Guess what? Here it is, after the initial lift, hanging by one single 2000# lift bag, just barely submerged. Notice that the lift bag is well out of the water, which means that at this point it is generating significantly less than 2000# of lift. Solings do not have any internal floatation, other than two small compartments (one fore, one aft under the decks) that are supposed to be kept closed. The reason this boat sank is that the skipper had failed to close the forward one. They are not really water tight compartments; but it would take a while for water to seep in there in the event of a capsize.
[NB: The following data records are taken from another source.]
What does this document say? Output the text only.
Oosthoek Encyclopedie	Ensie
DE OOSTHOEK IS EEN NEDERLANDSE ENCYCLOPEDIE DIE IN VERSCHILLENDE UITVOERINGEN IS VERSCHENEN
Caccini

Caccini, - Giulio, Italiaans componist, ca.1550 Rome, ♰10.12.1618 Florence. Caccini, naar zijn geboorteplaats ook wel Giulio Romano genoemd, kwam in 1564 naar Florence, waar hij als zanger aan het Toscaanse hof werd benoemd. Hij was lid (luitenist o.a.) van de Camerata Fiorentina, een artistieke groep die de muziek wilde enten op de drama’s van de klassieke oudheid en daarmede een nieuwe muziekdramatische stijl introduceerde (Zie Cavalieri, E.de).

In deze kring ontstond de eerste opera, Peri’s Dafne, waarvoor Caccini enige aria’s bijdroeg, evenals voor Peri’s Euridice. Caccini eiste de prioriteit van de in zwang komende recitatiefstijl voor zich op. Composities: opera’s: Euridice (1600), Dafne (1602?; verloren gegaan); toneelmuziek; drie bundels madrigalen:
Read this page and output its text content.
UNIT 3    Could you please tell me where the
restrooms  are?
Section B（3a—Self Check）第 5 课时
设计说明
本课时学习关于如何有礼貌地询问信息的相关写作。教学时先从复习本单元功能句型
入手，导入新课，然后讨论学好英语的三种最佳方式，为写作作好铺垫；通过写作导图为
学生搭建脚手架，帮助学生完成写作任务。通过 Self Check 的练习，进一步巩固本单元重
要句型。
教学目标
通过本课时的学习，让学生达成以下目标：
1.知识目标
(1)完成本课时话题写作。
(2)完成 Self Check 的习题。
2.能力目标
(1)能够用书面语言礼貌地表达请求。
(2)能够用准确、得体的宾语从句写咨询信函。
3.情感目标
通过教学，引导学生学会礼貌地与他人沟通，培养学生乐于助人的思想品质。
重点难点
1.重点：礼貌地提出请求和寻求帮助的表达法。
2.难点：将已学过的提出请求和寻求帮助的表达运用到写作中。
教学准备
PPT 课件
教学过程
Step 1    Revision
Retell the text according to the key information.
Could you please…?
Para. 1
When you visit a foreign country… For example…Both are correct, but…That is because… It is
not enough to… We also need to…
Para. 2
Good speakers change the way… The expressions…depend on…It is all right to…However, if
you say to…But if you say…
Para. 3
When we hauled the boat at the crane, we found both compartments totally flooded.
Lets do the math. Unfortunately, I don't find a seperate listing of how much ballast they carry, but lets say its 1/3 of the total, which means that the keel weighs about 750# The K Factor for lead is .91, so 750# of lead submerged will only need 682# of lift. Lets say the mast, boom & rigging weighs 200#. In the picture, you'll notice that virtually all the mast and rig is out of the water, so we'll leave its weight at 200#, because we're going to lift it completely out of the water.
Now, the remaining fiberglass hull would weigh 1327# dry. Multiply the K Factor for fiberglass of .33, and the hull only needs about 440# of lift.
Lets add it together: 440 for the hull, 682 for the lead keel, and 200 for the rig = 1322# of lift calculated to bring this mass to the surface. Look once again at the picture; doesn't it look like about one third of the bag is out of the water? That leaves two thirds of a 2000# bag creating lift. Lets see, two thirds of 2000 is 1320!
IT WORKS! (thanks to Capt Cory Deere of TowBoat/US Annapolis for the nice picture. And thanks Ham for the nice day's work!)